In the closing arguments Tuesday in a motion on Pfc. Bradley Manning's pretrial detention conditions, Manning's attorney said his client was kept like "a zoo animal."
"The conditions that Manning was under, they can only equate to death row detainees," said the soldier's attorney, David Coombs. "If the Quantico brig could have put him in a straitjacket in a padded room and not had anybody complain, they would have." Manning's defense is claiming that the accused whistle-blower was subjected to unlawful pre-trial punishment, and are calling for all charges against the soldier to be dismissed as a result.
Coombs claimed that there was an institutional resistance in Quantico to listening to psychiatrists' advice about Manning. The Fort Meade court has heard testimony over the last two weeks from Manning himself alongside a host of Quantico staff about the nature of his detention. Much of Coombs' argument has rested on testimony from psychiatrists who advised that Manning did not need to be kept under Prevention of Injury status, which entailed a harsh regime of regular checks by brig guards.
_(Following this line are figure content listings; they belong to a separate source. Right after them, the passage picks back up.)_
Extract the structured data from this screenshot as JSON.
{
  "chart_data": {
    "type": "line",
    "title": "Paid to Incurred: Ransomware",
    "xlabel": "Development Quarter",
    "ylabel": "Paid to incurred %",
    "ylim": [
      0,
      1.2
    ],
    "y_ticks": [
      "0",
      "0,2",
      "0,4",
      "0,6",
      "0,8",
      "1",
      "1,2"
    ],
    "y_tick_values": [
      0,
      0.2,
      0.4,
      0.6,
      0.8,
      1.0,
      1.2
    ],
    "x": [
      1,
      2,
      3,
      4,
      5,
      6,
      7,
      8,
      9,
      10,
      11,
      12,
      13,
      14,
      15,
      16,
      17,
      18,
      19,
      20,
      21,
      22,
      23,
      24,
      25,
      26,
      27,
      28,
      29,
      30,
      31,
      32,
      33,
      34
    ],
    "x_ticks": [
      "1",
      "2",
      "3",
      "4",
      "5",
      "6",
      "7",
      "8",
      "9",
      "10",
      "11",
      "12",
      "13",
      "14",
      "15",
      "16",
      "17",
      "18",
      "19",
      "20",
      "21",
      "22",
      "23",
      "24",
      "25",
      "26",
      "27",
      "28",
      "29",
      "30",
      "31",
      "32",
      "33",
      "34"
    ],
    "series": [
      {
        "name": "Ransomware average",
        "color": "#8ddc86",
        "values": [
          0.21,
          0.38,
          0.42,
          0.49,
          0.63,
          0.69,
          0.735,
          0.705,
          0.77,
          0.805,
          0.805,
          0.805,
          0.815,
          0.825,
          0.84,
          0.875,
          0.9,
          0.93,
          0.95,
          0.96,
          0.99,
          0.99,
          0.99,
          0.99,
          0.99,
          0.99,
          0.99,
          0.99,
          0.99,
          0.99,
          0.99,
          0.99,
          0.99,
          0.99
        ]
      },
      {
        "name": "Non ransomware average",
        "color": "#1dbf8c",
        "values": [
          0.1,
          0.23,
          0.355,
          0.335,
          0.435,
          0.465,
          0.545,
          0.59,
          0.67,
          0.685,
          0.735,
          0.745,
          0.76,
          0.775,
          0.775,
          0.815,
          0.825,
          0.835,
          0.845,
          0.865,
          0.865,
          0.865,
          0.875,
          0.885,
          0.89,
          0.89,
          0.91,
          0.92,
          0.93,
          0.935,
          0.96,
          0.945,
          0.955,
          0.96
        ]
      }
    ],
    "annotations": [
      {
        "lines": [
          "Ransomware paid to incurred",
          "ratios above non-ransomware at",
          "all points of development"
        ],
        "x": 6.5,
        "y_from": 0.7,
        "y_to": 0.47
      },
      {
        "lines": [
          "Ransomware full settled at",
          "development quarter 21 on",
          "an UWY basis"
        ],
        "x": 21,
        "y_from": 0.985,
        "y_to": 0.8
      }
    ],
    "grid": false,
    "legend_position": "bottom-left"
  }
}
Military judge Col. Denise Lind did not immediately rule on the motion, but a decision could come in the next several weeks. Manning's case is not expected to go to full court-martial trial until March next year, but Lind's court will convene again on Jan. 8, when the judge will consider further pretrial motions, including the government's request to exclude Manning's motives from the findings portion of the trial.